= Gujarat LGBTQ Pride =

LGBTQ event in Gujarat, India

LGBT Pride marches have been held in the Indian state of Gujarat in various cities since 2013. The first LGBT pride march was held in Surat on 6 October 2013. Since then, pride march in the state has been held in Ahmedabad and Vadodara.

== History ==

=== 2013 ===
The first pride march in Gujarat was held in Surat on 6 October 2013. The march was organised by LGBT activist Swagat Shah. Over 150 participants from across Gujarat and Mumbai took part. The march started from New Civil Court and ended at Kargil Chowk. On 1 December, a 2nd pride march was held in Ahmedabad. The march started from IT building at and ended at Gandhi Ashram. Ahmedabad mayor Meenaxiben Patel was the chief guest and flagged off the march. Participants included school students, students from IIMA and parents of LGBTQ people. Manvendra Singh Gohil did not participate in the pride and said one should not be aping the West.

=== 2014 ===
In 2014, pride march was organised in Vadodara city on 30 November from Genda Circle to Chakli circle. On 29 November, ‘Best of Kashish’ - a movie package of the best films screened at the Kashish Mumbai International Queer Film Festival- were screened, followed by dance, music and other art performances showcasing local talent of Vadodara at Swastik Auditorium at Ellora Park area . Another march was held in Ahmedabad on 1 December from Bata House to Income Tax Circle.

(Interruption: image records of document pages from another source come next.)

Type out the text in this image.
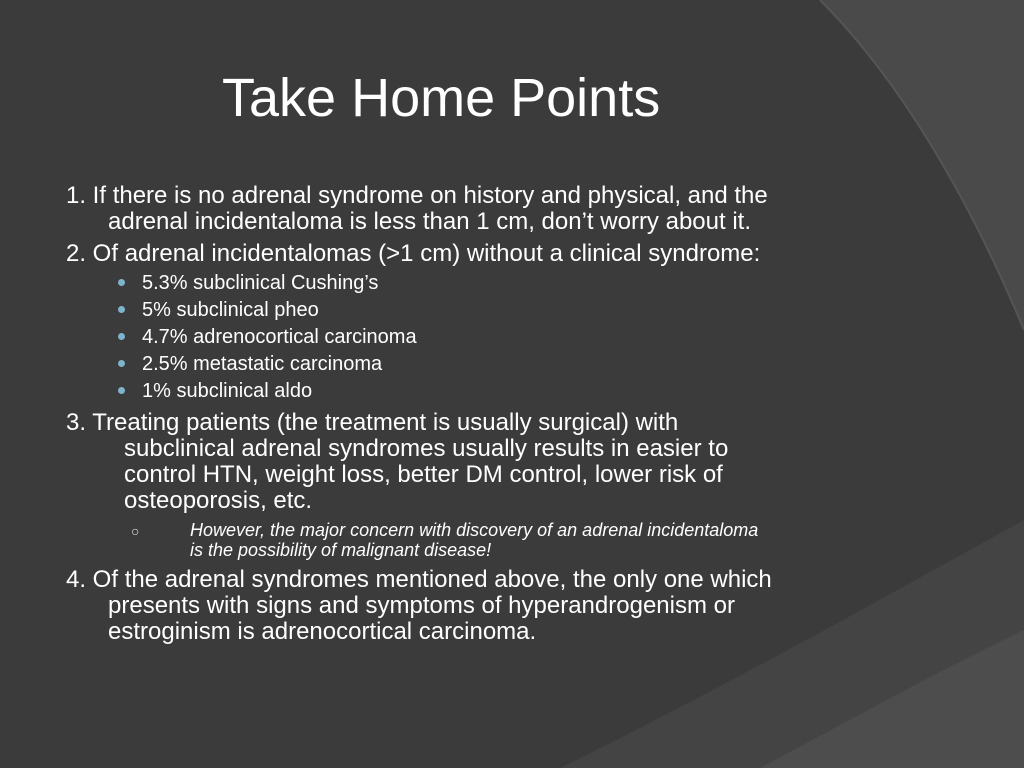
Take Home Points

1. If there is no adrenal syndrome on history and physical, and the

adrenal incidentaloma is less than 1 cm, don’t worry about it.

2. Of adrenal incidentalomas (>1 cm) without a clinical syndrome:

5.3% subclinical Cushing’s

5% subclinical pheo

4.7% adrenocortical carcinoma

2.5% metastatic carcinoma

1% subclinical aldo

3. Treating patients (the treatment is usually surgical) with

subclinical adrenal syndromes usually results in easier to

control HTN, weight loss, better DM control, lower risk of

osteoporosis, etc.

○	However, the major concern with discovery of an adrenal incidentaloma

is the possibility of malignant disease!

4. Of the adrenal syndromes mentioned above, the only one which

presents with signs and symptoms of hyperandrogenism or

estroginism is adrenocortical carcinoma.
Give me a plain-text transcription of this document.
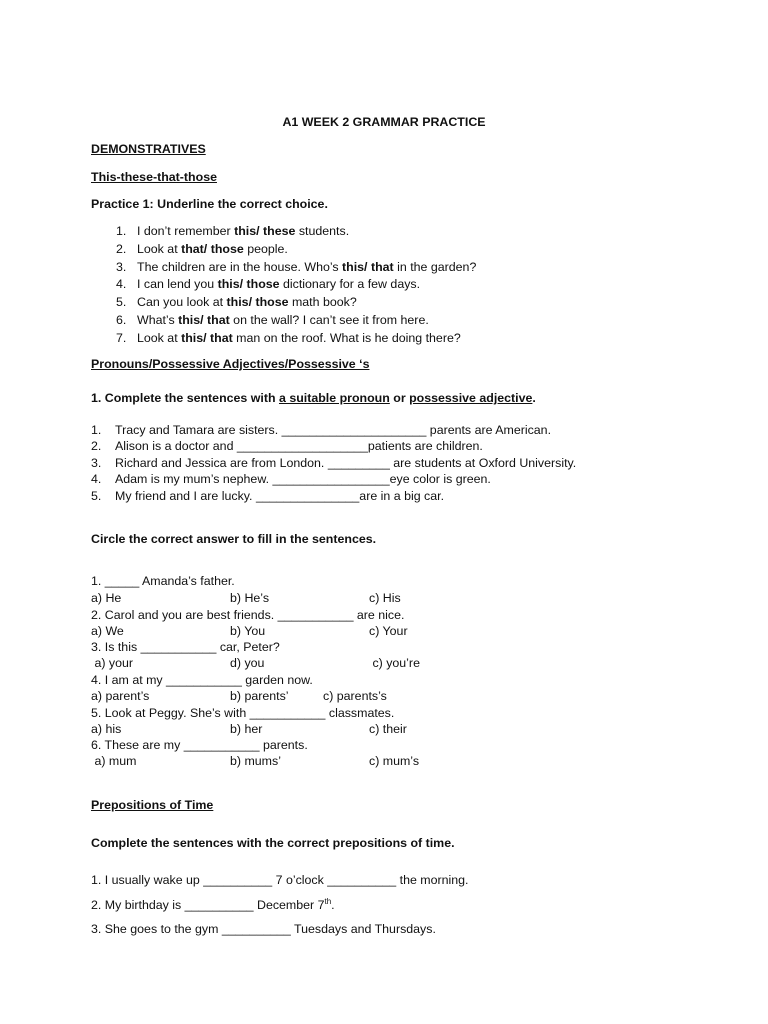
A1 WEEK 2 GRAMMAR PRACTICE
DEMONSTRATIVES
This-these-that-those
Practice 1: Underline the correct choice.
1. I don’t remember this/ these students.
2. Look at that/ those people.
3. The children are in the house. Who’s this/ that in the garden?
4. I can lend you this/ those dictionary for a few days.
5. Can you look at this/ those math book?
6. What’s this/ that on the wall? I can’t see it from here.
7. Look at this/ that man on the roof. What is he doing there?
Pronouns/Possessive Adjectives/Possessive ‘s
1. Complete the sentences with a suitable pronoun or possessive adjective.
1. Tracy and Tamara are sisters. _____________________ parents are American.
2. Alison is a doctor and ___________________patients are children.
3. Richard and Jessica are from London. _________ are students at Oxford University.
4. Adam is my mum’s nephew. _________________eye color is green.
5. My friend and I are lucky. _______________are in a big car.
Circle the correct answer to fill in the sentences.
1. _____ Amanda’s father.
a) He	b) He’s	c) His
2. Carol and you are best friends. ___________ are nice.
a) We	b) You	c) Your
3. Is this ___________ car, Peter?
a) your	d) you	c) you’re
4. I am at my ___________ garden now.
a) parent’s	b) parents’	c) parents’s
5. Look at Peggy. She’s with ___________ classmates.
a) his	b) her	c) their
6. These are my ___________ parents.
a) mum	b) mums’	c) mum’s
Prepositions of Time
Complete the sentences with the correct prepositions of time.
1. I usually wake up __________ 7 o’clock __________ the morning.
2. My birthday is __________ December 7th.
3. She goes to the gym __________ Tuesdays and Thursdays.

Over 300 people took part in the 2nd pride held in Ahmedabad.

=== 2018 ===
Pride March was held in Ahmedabad after a gap of 4 years on 24 February. The march began from Kanoria Centre for Arts and ended at Darpana Academy of Performing Arts and was attended by 200 people. A queer conference titled Sambandh too was organised a day before the march. The city of Vadodara held a pride march under the banner Vadodara Samman Yatra on 1 July. The march started from Dairy Den Circle and culminated at Yog Niketan.

=== 2019 ===
In 2019, Ahmedabad pride March was held on 24 February from Ankur Char Rasta to the Darpana Academy. A panel discussion SamBandh: Dissident sketches were held as part of the pride celebration.

=== 2020 ===
In 2020, Gandhinagar city celebrated its first pride parade on February 10. It was held at the Tibetan Market ground in Sector 6. Due to Covid pandemic, Pride month celebrations were restricted in the State. However, Virtual pride celebration Global Pride was hosted, one of whose organizers was Manvendra Singh Gohil.

=== 2022 ===
The Gandhinagar Pride Parade was organised by the Gandhinagar Queer Pride Foundation on September 25, 2022, at Satyagrah Chavni in Gandhinagar. The parade also had two auto-rikshaw services for people who can't walk. The first drag show in the state also happened. The parade was also live streamed on OTT platform EORTV.

=== 2023 ===
In 2023, pride march happened in Vadodara, organized by Lakshya Trust and in Gandhinagar. In Gandhinagar, as a part of this, Queer Mela was conducted to empower LGBTQ+ entrepreneurs; a play called ‘Dang’s Oral Folklore: The Tale of Kanasari’ was performed by P S Chari and his group; Wildlife photography exhibition was conducted and animated film were also screened.

=== 2024 ===
In 2024, LGBT March happened in Surat and Ahmedabad. The members of Sweekar - the Rainbow Parents, group for parents of LGBTQ Children also attended.

=== 2025 ===
In 2025, the pride march was held in Vadodara. It was organised by Lakshya Trust and Queerabad.